The Times spoke this week with Leland about his commitment to calling the grand jury into session despite repeated telephoned and mailed death threats to him and his family, and unrelenting pressure from state and local officials to drop the matter: “Well, two reasons, really. First, Mary Jo Kopechne was forgotten in all this. It bothered me a lot. We were the same age at the time . Also, maybe I was naive, but I wanted to get to the truth of the thing and let the chips fall where they may. Very frustrating the way the courts put roadblocks in our way.
“I will never forget walking up the courthouse steps in Edgartown, and District Attorney John Dinis was waiting for me with a message. ‘Judge Paquet is about ready to hold you in contempt of court,’ he said. My mouth dropped open. ‘Why? I asked. ‘Because you talk too much,’ he said, and walked away. Between that stuff and the death threats to my family, it was a rough time,” Leland recalled.
While Leland still wishes the outcome had been different, his conscience is clear. “Now, today, I feel like I did all I could at the time for Mary Jo and getting at the truth,” Leland said.
Having newpapered in Wilkes-Barre in the late 1970s, I can tell you that Kopechne, who was raised in New Jersey, came from a long line of coal miners. The mines were played out then, and the town had recently flooded. People did what they could, and they put food on the table. Their houses and their kids were clean. You could take a nap in the middle of Main Street on opening day of hunting season. That kind of place. Kopechne, working in Washington, D.C., with the Kennedys, had to be a local star in the then predominantly Catholic community. She is buried in Larksville, a Wilkes-Barre suburb.
Her now deceased parents would not do interviews, a longtime Wilkes-Barre editor told me then. Leland, however, had several conversations with Kopechne’s parents over the years. “I remember them telling me their only regret was not going to the inquest,” he said this week. Pinney notes in his book that Cardinal Richard Cushing, archbishop of Boston and bigger than the Pope in these parts, called to advise them against attending.

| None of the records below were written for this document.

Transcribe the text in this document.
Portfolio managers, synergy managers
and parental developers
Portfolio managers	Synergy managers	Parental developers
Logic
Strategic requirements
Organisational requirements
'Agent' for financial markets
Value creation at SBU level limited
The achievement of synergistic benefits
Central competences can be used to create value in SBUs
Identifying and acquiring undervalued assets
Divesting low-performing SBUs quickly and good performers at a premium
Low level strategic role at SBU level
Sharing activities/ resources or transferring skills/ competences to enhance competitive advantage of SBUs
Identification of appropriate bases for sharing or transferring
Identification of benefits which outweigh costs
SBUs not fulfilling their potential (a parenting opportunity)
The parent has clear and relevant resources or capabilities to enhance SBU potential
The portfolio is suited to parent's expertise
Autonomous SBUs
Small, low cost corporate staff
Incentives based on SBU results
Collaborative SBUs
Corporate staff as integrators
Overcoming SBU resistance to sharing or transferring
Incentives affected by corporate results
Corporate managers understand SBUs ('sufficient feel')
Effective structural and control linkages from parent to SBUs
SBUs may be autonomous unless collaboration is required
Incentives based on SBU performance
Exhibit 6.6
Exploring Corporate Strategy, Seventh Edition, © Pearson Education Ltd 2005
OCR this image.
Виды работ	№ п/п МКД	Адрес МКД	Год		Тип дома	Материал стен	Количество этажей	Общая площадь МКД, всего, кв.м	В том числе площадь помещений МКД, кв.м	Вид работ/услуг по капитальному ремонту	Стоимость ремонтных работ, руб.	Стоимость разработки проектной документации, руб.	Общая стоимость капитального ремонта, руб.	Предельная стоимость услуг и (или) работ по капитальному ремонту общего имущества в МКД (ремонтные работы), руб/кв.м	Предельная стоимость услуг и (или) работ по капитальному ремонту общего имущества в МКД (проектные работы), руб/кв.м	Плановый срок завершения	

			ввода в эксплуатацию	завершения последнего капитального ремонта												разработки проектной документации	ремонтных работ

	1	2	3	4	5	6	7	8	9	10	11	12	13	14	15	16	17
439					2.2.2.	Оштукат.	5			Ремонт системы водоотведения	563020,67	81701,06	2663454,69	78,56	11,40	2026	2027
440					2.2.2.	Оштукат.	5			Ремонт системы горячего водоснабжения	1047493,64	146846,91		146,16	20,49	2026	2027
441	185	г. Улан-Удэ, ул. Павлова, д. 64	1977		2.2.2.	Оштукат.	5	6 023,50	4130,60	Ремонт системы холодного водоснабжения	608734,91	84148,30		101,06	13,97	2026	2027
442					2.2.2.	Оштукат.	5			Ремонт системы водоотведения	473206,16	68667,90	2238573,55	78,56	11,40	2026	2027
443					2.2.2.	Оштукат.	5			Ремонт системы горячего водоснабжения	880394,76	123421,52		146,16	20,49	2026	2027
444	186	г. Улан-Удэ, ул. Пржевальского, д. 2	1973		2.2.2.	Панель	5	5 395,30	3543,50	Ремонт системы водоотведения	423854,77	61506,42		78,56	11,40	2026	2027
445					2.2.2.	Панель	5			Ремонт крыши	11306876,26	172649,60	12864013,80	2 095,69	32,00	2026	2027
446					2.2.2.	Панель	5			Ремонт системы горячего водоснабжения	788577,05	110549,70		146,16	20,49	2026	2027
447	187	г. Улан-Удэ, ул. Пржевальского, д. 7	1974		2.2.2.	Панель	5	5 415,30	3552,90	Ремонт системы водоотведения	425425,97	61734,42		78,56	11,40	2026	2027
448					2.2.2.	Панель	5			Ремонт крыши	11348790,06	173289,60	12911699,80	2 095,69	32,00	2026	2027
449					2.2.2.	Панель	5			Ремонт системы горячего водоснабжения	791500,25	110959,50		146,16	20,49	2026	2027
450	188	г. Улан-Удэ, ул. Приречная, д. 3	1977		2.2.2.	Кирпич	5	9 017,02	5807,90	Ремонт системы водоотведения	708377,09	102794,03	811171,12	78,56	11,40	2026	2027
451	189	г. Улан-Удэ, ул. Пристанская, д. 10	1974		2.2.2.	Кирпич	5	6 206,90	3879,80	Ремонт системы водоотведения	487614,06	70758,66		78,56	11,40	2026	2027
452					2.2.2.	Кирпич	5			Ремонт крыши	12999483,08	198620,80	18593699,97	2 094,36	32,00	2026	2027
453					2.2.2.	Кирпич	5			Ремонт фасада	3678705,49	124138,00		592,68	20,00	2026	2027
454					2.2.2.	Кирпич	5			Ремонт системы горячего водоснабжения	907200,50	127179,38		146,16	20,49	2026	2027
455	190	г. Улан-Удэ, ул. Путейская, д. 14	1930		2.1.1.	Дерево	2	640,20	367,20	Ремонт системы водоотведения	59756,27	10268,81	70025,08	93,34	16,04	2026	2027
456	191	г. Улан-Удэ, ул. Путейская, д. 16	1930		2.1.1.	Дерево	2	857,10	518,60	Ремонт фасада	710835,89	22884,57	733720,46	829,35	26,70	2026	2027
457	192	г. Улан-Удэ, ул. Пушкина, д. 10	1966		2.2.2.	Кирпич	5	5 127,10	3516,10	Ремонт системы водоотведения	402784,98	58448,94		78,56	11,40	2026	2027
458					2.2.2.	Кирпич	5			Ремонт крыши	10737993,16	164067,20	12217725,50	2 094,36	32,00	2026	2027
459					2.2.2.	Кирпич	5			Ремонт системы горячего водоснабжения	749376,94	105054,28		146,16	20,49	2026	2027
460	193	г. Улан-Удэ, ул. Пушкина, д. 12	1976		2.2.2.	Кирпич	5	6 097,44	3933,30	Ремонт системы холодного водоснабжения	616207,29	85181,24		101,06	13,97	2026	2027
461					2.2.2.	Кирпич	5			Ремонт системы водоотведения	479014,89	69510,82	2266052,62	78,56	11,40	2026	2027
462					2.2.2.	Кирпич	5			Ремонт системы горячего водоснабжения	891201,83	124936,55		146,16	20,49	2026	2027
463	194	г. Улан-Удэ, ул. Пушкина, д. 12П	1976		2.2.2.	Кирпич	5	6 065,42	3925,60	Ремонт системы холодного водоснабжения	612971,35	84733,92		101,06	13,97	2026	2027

Pinney’s got all the theories about what really happened here. He names them, and offers evidence to refute most. He believes that the Dyke Bridge accident was a staged event, that the condition of the car indicates another accident had occurred before the Dyke Bridge accident.
He’s got new testimony from Carol Jones, an eyewitness Chappy resident whose account of vehicular movement that night, taken with Look’s eyewitness account, throws the Kennedy version into a cocked hat.
Pinney’s got a lot of detail and physics and whatnot in his volume, but the human aspect of the story emerges as the powerful element of the book.
“Chappaquiddick Speaks,” nonfiction by Bill Pinney in collaboration with a new witness, Carol Jones. Stormy Weather Press, Coconut Grove, Fla. $19.95, available online and at Island libraries.
Updated to change the date Mary Jo Kopechne died from August 18 to July 18. -Ed.